City leaders seem to think stadia promote economic development: despite expert testimony to the contrary. Why are they so misguided? Maybe they want to be. After all, people love football in this country. And stadia are huge projects that draw lots of media attention.
City leaders justify stadia as job creators; and so they are willing to pay public money for them. Research shows, however, that stadia create few permanent jobs. There are construction jobs, but most other employment is of limited quality and quantity. City leaders also justify stadia as revenue-generators: including sales and hotel taxes. Research shows stadia generate “replacement economics.” Families will replace a trip to the movies with NFL tickets; they will not use disposable income for both. This is not economic growth. It is revenue cannibalized from other parts of the city.
Stadia in the absence of subsidies are fine; but subsidies are the problem.
Subsidies flow to wealthy owners and high-income football players, but not to typical taxpayers. Your average taxpayer can barely afford to enjoy the stadium for which their money subsidizes. Consider this: a family of four need somewhere between $400-600 to enjoy an NFL game and a few hotdogs. Should a portion of their income also pay for the stadium?
AEG proposes to build Farmers Field in downtown Los Angeles. Majestic Realty proposes the other option: Football Stadium at Grand Crossing, in the City of Industry. Both proposals claim 100% private financing, but this is simply not true. AEG needs the City to provide bond guarantees and offsite infrastructure. Majestic needs public funding for traffic mitigation. These are subsidies. Yes, L.A. wants an NFL team, but private developers and the handful of owners who will profit, should pay.

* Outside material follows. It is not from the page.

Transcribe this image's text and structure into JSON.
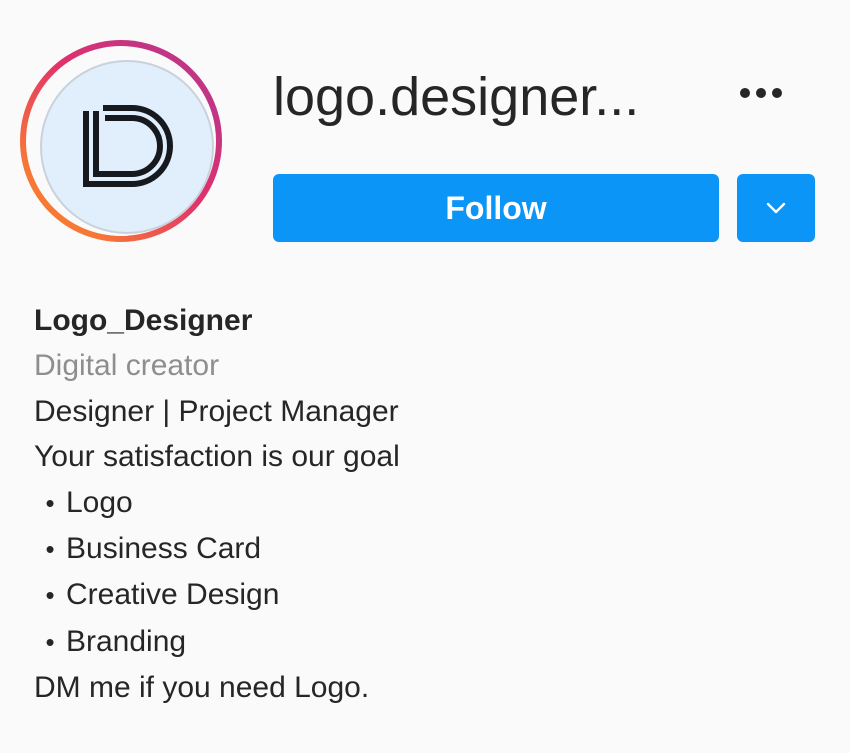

– Paige Battcher, 2nd Year MPL and Master’s in Specialized Journalism, Concentration: Economic Development and Richard Green, Director of the USC Lusk Center for Real Estate
Read more from Paige here!
Great post. And this just touches on the economics, not even the physical planning or design issues of the project. The location of the stadium doesn’t make as much sense as people think. Placing the stadium literally right next to the 110 brings up a number of safety concerns, both automobile safety (studies have shown that increased signage and lights along freeways increase the likelihood of an accident, not that that should come as a surprise to anyway) as well as public health (everybody in the stadium for a game is sitting that close to one of the busiest freeways in the country for 4 hours every sunday? no bueno for the lungs). In addition, the fact that the stadium site is so close to LA Live and Staples Center means that economic impacts on the surrounding area will be minimal. I know this may not exactly be feasible in LA, but when it comes to stadiums and similar structures I always liked the way Denver did it–Denver placed Coors Field near the northeastern edge of the revitalized and recently gentrified LoDo district–a few blocks away from the pedestrian activity of the 16th street mall, but still within walking distance. This has helped further revitalize LoDo and downtown Denver as a whole as visitors can park in the city, walk around LoDo or 16th street as they grab a bite to eat, a drink at a local bar, or some Rockies merchandise, and then head to the game. Isolating Farmers’ Field in between the freeway and LA Live doesn’t help revitalize the struggling areas of Los Angeles.